LUSD is a successful decentralized stablecoin and its adoption has consistently been growing in the last 12 months.


Adding LUSD as collateral will offer a few benefits. It will improve collateral diversification of the system, making it more resilient against a single collateral failure. It will increase TAI liquidity and also increase user exposure to TAI, expanding the target user to include LUSD users.

Low c-ratio LUSD safes could also alleviate any extreme market demand scenario for TAI until the TAI rate controller is enabled.

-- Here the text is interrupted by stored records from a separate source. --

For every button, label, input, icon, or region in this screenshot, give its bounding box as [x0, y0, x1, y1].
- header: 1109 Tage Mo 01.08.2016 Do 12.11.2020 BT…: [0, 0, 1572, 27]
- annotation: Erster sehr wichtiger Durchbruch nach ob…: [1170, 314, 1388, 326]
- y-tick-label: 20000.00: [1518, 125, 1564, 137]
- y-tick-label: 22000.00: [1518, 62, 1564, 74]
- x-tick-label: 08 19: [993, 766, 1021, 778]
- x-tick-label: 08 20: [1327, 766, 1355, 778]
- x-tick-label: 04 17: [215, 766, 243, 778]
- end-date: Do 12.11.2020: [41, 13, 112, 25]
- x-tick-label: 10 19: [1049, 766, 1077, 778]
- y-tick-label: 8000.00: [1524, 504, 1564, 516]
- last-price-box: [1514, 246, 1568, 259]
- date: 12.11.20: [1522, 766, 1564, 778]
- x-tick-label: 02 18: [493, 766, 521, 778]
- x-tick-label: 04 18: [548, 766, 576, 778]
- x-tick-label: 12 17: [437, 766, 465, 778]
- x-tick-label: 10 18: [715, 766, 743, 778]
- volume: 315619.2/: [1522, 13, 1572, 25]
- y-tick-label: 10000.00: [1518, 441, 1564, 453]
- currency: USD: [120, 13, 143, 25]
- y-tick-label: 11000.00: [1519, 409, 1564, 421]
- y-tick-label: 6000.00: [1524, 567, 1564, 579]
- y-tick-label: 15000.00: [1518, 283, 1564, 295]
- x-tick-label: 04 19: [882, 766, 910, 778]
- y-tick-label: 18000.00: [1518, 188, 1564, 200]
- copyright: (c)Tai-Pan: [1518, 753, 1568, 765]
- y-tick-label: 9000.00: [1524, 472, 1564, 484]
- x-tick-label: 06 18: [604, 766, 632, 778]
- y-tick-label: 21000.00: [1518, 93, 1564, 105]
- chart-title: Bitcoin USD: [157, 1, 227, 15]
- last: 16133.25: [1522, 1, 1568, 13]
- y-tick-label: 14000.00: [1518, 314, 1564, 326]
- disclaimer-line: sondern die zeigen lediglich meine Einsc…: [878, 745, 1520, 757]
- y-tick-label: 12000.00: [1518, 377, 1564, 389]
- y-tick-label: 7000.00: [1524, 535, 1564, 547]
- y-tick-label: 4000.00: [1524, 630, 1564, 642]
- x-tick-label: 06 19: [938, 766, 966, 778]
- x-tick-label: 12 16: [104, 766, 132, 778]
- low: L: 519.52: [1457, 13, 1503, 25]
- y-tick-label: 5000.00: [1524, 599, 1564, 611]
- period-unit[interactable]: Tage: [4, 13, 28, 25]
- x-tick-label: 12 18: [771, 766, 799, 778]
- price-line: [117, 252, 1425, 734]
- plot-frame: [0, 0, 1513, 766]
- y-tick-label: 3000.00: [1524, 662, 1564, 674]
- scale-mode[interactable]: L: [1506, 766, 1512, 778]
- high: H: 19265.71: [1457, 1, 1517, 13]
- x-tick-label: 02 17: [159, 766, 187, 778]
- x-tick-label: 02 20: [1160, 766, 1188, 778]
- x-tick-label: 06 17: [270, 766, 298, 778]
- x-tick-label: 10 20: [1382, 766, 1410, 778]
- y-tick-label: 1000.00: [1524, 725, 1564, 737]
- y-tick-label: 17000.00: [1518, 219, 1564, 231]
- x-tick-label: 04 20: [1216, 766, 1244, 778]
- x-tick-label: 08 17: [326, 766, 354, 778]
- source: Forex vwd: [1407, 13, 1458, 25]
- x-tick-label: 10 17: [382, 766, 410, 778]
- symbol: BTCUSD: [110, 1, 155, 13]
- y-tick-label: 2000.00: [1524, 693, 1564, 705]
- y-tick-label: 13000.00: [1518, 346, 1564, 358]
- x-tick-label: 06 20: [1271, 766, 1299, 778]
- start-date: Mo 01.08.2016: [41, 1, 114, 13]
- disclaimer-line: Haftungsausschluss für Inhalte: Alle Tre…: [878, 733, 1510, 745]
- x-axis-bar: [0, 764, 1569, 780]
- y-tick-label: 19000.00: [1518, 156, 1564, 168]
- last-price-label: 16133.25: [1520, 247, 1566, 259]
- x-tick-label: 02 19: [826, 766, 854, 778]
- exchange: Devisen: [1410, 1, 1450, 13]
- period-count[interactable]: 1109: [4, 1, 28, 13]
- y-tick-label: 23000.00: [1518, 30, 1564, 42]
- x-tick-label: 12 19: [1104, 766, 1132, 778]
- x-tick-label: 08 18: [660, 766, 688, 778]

LUSD has shown a stable market price since launch with < 5% deviation from $1.00.

Qualitative Risk:

LUSD is immutable so governance and rug-pull risk is non-existent. The code is audited has been running for 2 years in prod.
Trail of Bits Liquity
Trail of Bits Liquity Proxy Contracts
Trail of Bits Liquity Stability Pool

Liquidity Risk

There is currently $16M in LUSD against DAI, USDC, and USDT in Curve and $4M LUSD in the Uniswap V3 LUSD/USDC pool, among others.

Exposure Risk

Very low due to the proliferation of LUSD. Not a limiting factor with a smallish debt ceiling.

Correlation Risk

LUSD is a stablecoin so will have minimal correlation with other collaterals.

Price Feed

No Chainlink feed is available, but there is a Redstone feed.


Recommend LUSD-A with identical parameters as RAI-A, except a debt ceiling of 2M.